この賞にノミネートされるかどうかは、雇用主と従業員の双方に対するアンケート調査(サーベイ)により決まります。雇用主には、福利厚生や社員が取得する休暇制度、人材の育成や教育の状況、DEIつまりDiversity(多様性)、Equity(公平性)、Inclusion(包括性)の取り組みなどについて尋ねます。一方、従業員には、組織におけるリーダーシップ、コミュニケーションの状況、マネージャーとの関わり、給与、福利厚生、専門性の教育、仕事への満足度などを尋ねます。サウスカロライナ州に在住でなくても、R&Dセンターで行われるプロジェクトにリモートワークで参画する他の州、国に在住するエンジニアなどもアンケート調査対象に含まれます。

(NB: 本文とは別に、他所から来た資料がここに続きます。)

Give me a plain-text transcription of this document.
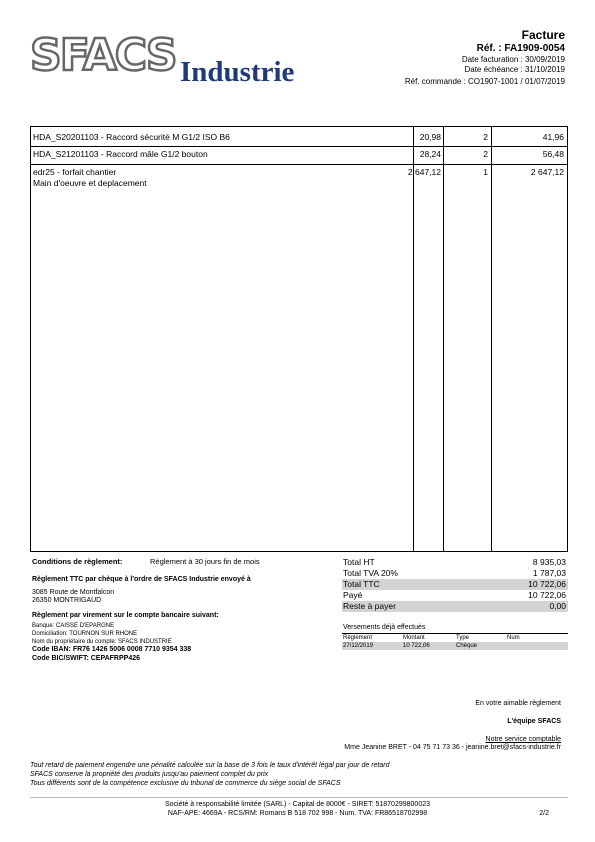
SFACS Industrie
Facture
Réf. : FA1909-0054
Date facturation : 30/09/2019
Date échéance : 31/10/2019
Réf. commande : CO1907-1001 / 01/07/2019
HDA_S20201103 - Raccord sécurité M G1/2 ISO B6	20,98	2	41,96
HDA_S21201103 - Raccord mâle G1/2 bouton	28,24	2	56,48
edr25 - forfait chantier
Main d'oeuvre et deplacement
2 647,12	1	2 647,12
Conditions de règlement:	Règlement à 30 jours fin de mois
Règlement TTC par chèque à l'ordre de SFACS Industrie envoyé à
3085 Route de Montfalcon
26350 MONTRIGAUD
Règlement par virement sur le compte bancaire suivant:
Banque: CAISSE D'EPARGNE
Domiciliation: TOURNON SUR RHONE
Nom du propriétaire du compte: SFACS INDUSTRIE
Code IBAN: FR76 1426 5006 0008 7710 9354 338
Code BIC/SWIFT: CEPAFRPP426
Total HT	8 935,03
Total TVA 20%	1 787,03
Total TTC	10 722,06
Payé	10 722,06
Reste à payer	0,00
Versements déjà effectués
Règlement	Montant	Type	Num
27/12/2019	10 722,06	Chèque
En votre aimable règlement
L'équipe SFACS
Notre service comptable
Mme Jeanine BRET - 04 75 71 73 36 - jeanine.bret@sfacs-industrie.fr
Tout retard de paiement engendre une pénalité calculée sur la base de 3 fois le taux d'intérêt légal par jour de retard
SFACS conserve la propriété des produits jusqu'au paiement complet du prix
Tous différents sont de la compétence exclusive du tribunal de commerce du siège social de SFACS
Société à responsabilité limitée (SARL) - Capital de 8000€ - SIRET: 51870299800023
NAF-APE: 4669A - RCS/RM: Romans B 518 702 998 - Num. TVA: FR86518702998	2/2
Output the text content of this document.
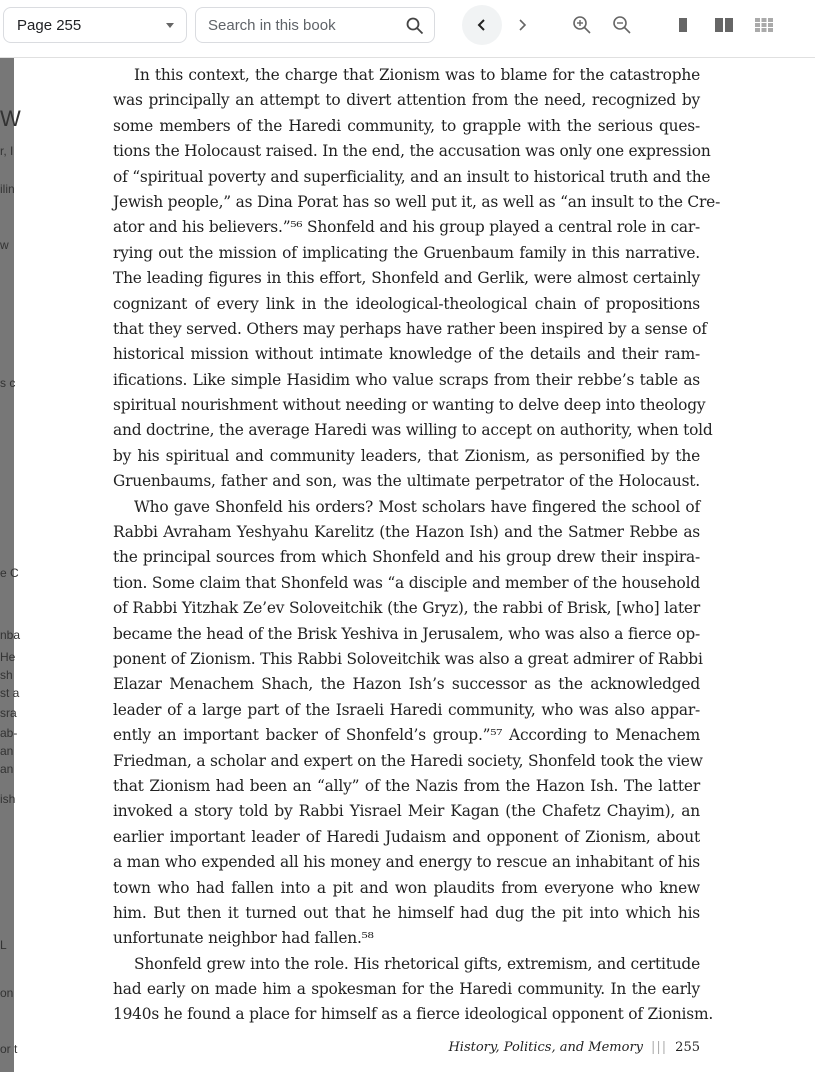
Page 255	Search in this book
W
r, I
ilin
w
s c
e C
nba
He
sh
st a
sra
ab-
an
an
ish
L
on
or t
In this context, the charge that Zionism was to blame for the catastrophe
was principally an attempt to divert attention from the need, recognized by
some members of the Haredi community, to grapple with the serious ques-
tions the Holocaust raised. In the end, the accusation was only one expression
of “spiritual poverty and superficiality, and an insult to historical truth and the
Jewish people,” as Dina Porat has so well put it, as well as “an insult to the Cre-
ator and his believers.”⁵⁶ Shonfeld and his group played a central role in car-
rying out the mission of implicating the Gruenbaum family in this narrative.
The leading figures in this effort, Shonfeld and Gerlik, were almost certainly
cognizant of every link in the ideological-theological chain of propositions
that they served. Others may perhaps have rather been inspired by a sense of
historical mission without intimate knowledge of the details and their ram-
ifications. Like simple Hasidim who value scraps from their rebbe’s table as
spiritual nourishment without needing or wanting to delve deep into theology
and doctrine, the average Haredi was willing to accept on authority, when told
by his spiritual and community leaders, that Zionism, as personified by the
Gruenbaums, father and son, was the ultimate perpetrator of the Holocaust.
Who gave Shonfeld his orders? Most scholars have fingered the school of
Rabbi Avraham Yeshyahu Karelitz (the Hazon Ish) and the Satmer Rebbe as
the principal sources from which Shonfeld and his group drew their inspira-
tion. Some claim that Shonfeld was “a disciple and member of the household
of Rabbi Yitzhak Ze’ev Soloveitchik (the Gryz), the rabbi of Brisk, [who] later
became the head of the Brisk Yeshiva in Jerusalem, who was also a fierce op-
ponent of Zionism. This Rabbi Soloveitchik was also a great admirer of Rabbi
Elazar Menachem Shach, the Hazon Ish’s successor as the acknowledged
leader of a large part of the Israeli Haredi community, who was also appar-
ently an important backer of Shonfeld’s group.”⁵⁷ According to Menachem
Friedman, a scholar and expert on the Haredi society, Shonfeld took the view
that Zionism had been an “ally” of the Nazis from the Hazon Ish. The latter
invoked a story told by Rabbi Yisrael Meir Kagan (the Chafetz Chayim), an
earlier important leader of Haredi Judaism and opponent of Zionism, about
a man who expended all his money and energy to rescue an inhabitant of his
town who had fallen into a pit and won plaudits from everyone who knew
him. But then it turned out that he himself had dug the pit into which his
unfortunate neighbor had fallen.⁵⁸
Shonfeld grew into the role. His rhetorical gifts, extremism, and certitude
had early on made him a spokesman for the Haredi community. In the early
1940s he found a place for himself as a fierce ideological opponent of Zionism.
History, Politics, and Memory ||| 255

人事全般を担当する私を含めて、STCのCEOである喜多やCOOである新井とは「表彰されることがゴールではない」という認識でいます。
実は、この調査に参加する大きな目的の1つは、従業員の声を匿名化された統計データとして得ることです。「Best Places To Work」を通じて得られるデータ化された社員の声に基づいて、どこをどのように改善していけばよいのか、それを施策として役立てて、社員の働きやすい環境につなげることが主眼です。
―― なるほど。そうした働きやすい環境を作るための施策の一例を教えてもらえますか?
坂本 STCではかねてより、社員間に共通する思いがありました。それは、会社の方針や上層部の考えが現場に伝わってこない、何をしたいのか見えにくい、といった不満です。2020年に実施した調査で得られたデータにもそうした思いが浮かび上がっていました。さまざまなバックグラウンドやカルチャーを持つ社員です。働く場所や時間帯も異なります。リーダーシップ層とのコミュニケーション不足は否めませんでした。
それをCOOの新井を含めたメンバーも理解し、対策を講じました。
一例は、それまで四半期に一度開催していた全社規模のミーティングの頻度を月次開催に増やしたことです。また、STCの各部門や拠点でどのような活動をしているかをお互いに知ることができるウィークリーレポートを、毎週メール配信する取り組みを始めました。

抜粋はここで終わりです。